Mobile Music Business: Not for the Faint of Heart

Reuters has a report this morning on a stark truth that faces aspiring digital music services these days: working with record labels is going to carry a hefty price. Now that the labels are finally beginning to accept that the music business changed, largely without them, they’re jacking up the upfront advances for licensing music and even demanding equity stakes in startups. Here are some examples, quoted from the article:

– Ad-supported download service SpiralFrog, for instance, paid more than $3 million in upfront advances to Universal Music Group alone before it even went live, and has paid additional millions in licensing fees since the original term expired.

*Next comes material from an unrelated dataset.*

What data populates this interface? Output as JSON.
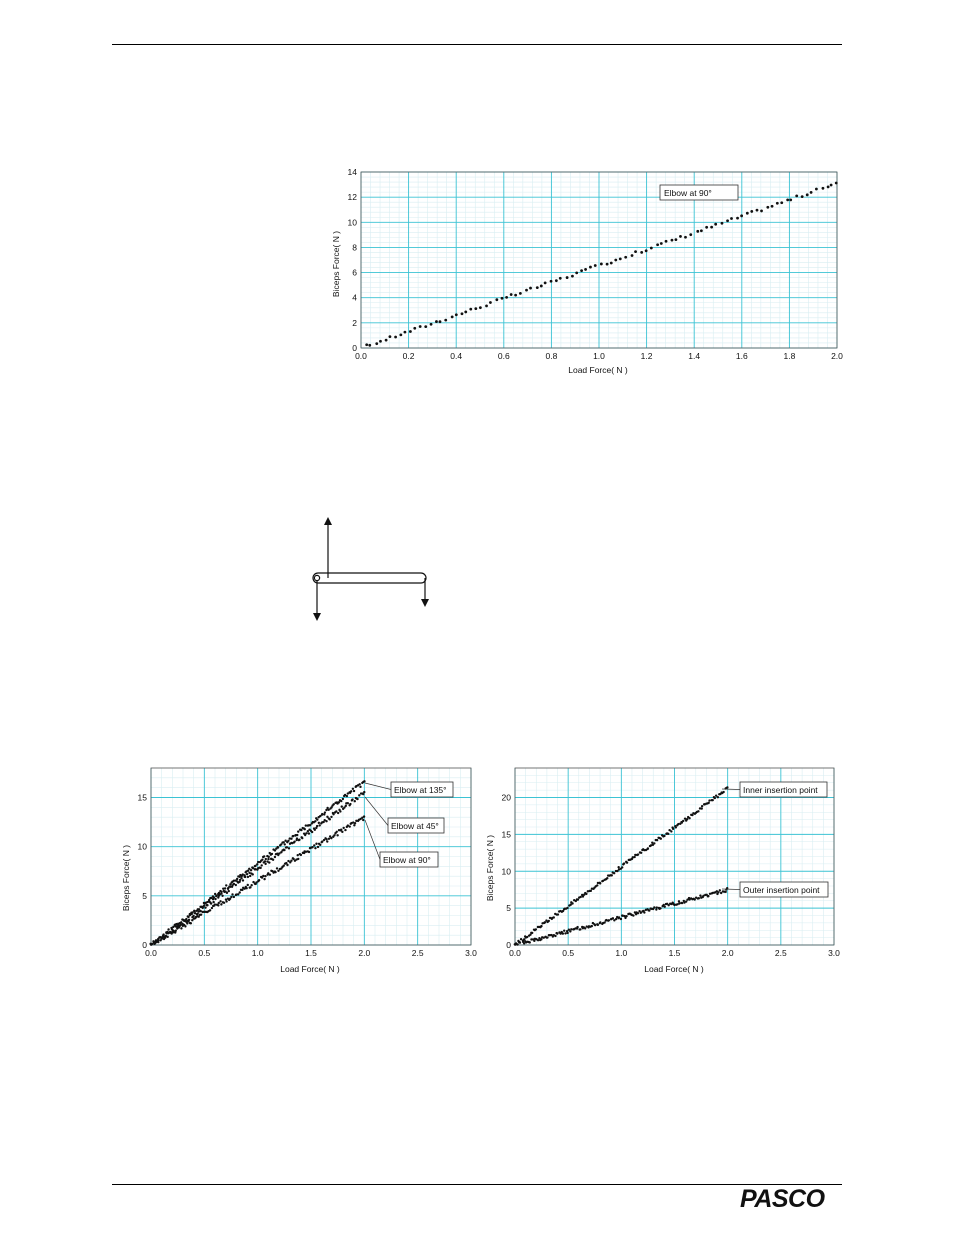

Imeem is said to have paid advances as high as $20 million and gave labels equity in the company. (Imeem disputes that figure but the equity stake is now a matter of public record.)

– A mobile messaging company recently walked away from negotiations in which a label demanded 85% of the company’s gross revenue, even though the deal didn’t involve any music licensing.

“What was once considered a major advance—$500,000 or $1 million—is becoming a $2 million or $5 million advance and really over-the-top requests for equity,” former EMI digital exec Ted Cohen said in the article. “If you raise $15 million to start a business, and have to spend $12 million just to pay off the content companies, that leaves you with $3 million to run a company. I don’t know anybody able to do that.”